Pada tahun 1145 ar-Rifa'i menjadi syekh tarekat ini, ketika pamannya (syekhnya juga) menunjuk ar-Rifa'i sebagai penggantinya. Kemudian beliau mendirikan pusat tarekat sendiri di Umm Abidah, sebuah desa di Distrik Wasit, tempat beliau wafat.
Tarekat Rifa'iyah berbeda dengan Organisasi Kemasyarakatan Rifa'iyah yang ada di Indonesia. Ormas Rifa'iyah didirikan oleh Syekh Haji Ahmad ar-Rifa'i al-Jawi bin Muhammad bin Abi Sujak bin Sutjowijoyo, yang lahir pada 9 Muharam 1200 H / 1786 M di Desa Tempuran Kabupaten Kendal, terakhir dianugerahi Pahlawan Nasional oleh Pemerintahan SBY.

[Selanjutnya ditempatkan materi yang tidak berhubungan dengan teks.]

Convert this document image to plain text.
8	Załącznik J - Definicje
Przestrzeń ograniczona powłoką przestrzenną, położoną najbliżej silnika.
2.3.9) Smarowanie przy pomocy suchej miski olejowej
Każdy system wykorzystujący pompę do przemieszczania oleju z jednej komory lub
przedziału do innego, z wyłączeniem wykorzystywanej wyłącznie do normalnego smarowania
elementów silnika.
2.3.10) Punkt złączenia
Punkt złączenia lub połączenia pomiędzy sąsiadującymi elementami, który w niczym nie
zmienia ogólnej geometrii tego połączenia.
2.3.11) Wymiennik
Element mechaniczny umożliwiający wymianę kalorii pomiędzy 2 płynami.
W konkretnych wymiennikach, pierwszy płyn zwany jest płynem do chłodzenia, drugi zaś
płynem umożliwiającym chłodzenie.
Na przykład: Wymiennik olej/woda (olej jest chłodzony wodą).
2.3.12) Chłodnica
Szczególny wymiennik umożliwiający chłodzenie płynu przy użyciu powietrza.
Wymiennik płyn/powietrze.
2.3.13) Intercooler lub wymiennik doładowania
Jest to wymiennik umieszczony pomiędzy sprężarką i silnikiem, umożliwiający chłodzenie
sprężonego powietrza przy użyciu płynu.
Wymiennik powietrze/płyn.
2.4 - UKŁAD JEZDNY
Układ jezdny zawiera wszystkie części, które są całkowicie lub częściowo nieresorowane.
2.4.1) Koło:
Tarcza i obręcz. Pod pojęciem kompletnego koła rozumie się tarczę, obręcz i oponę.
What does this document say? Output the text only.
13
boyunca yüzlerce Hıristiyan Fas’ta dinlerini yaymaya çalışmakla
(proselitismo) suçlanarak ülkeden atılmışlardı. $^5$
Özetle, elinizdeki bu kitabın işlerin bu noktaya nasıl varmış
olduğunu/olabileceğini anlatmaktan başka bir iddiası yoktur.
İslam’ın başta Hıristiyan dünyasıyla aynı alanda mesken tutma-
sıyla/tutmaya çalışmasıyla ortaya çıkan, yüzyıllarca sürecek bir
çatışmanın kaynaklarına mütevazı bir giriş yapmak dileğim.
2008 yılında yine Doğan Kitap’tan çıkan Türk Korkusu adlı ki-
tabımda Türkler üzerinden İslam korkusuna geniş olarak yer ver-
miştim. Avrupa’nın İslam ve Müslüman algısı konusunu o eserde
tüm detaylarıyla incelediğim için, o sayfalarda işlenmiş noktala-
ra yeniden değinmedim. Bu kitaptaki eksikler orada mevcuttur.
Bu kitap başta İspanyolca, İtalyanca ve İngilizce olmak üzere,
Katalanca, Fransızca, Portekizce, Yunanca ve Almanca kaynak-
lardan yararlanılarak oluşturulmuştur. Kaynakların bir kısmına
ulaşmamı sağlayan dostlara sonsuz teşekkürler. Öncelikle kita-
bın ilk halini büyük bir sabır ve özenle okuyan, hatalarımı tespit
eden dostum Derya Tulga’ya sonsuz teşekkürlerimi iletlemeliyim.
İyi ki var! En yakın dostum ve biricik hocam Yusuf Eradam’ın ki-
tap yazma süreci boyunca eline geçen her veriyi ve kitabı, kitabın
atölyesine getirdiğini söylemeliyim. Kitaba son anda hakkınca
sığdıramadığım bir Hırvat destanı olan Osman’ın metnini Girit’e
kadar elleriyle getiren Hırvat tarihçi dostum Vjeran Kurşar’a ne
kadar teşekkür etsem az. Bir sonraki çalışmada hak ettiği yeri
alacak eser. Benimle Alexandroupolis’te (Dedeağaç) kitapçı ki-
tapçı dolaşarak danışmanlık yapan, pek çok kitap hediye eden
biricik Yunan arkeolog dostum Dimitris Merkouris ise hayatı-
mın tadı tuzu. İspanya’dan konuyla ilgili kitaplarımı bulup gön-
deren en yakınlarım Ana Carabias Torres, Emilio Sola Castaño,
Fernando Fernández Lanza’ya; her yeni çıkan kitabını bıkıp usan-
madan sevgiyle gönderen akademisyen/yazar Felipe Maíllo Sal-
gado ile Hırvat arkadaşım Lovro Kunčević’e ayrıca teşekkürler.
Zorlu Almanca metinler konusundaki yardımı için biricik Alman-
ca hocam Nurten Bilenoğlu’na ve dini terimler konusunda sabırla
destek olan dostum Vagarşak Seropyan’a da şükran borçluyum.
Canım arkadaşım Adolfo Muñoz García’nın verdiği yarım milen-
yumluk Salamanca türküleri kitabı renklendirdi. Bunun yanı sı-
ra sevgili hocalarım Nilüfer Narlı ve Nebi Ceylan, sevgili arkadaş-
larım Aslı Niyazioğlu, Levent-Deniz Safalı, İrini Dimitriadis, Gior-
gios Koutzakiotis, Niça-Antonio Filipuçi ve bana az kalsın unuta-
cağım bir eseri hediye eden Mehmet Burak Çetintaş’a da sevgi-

Tarekat Rifa'iyah yang juga merupakan tarekat sufi Sunni ini memainkan peran penting dalam pelembangan sufisme. Di bawah bimbingan ar-Rifa'i tarekat ini tumbuh subur, sehingga dalam tempo yang tidak terlalu lama tarekat ini berkembangan luas keluar Irak, di antaranya ke Mesir dan Suriah. Hal ini disebabkan murid-murid tarekat ini menyebar ke seluruh kawasan Timur Tengah.
Perkembangan berikutnya Tarekat Rifa'iyah sampai ke kawasan Anatolia di Turki, Eropa Timur, Kaukasus dan wilayah Amerika Utara. Para murid Rifa'iyah membentuk cabang-cabang baru di tempat-tempat tersebut, alhasil jumlah cabang Tarekat Rifa'iyah meningkat dengan sistem syekh turun-temurun.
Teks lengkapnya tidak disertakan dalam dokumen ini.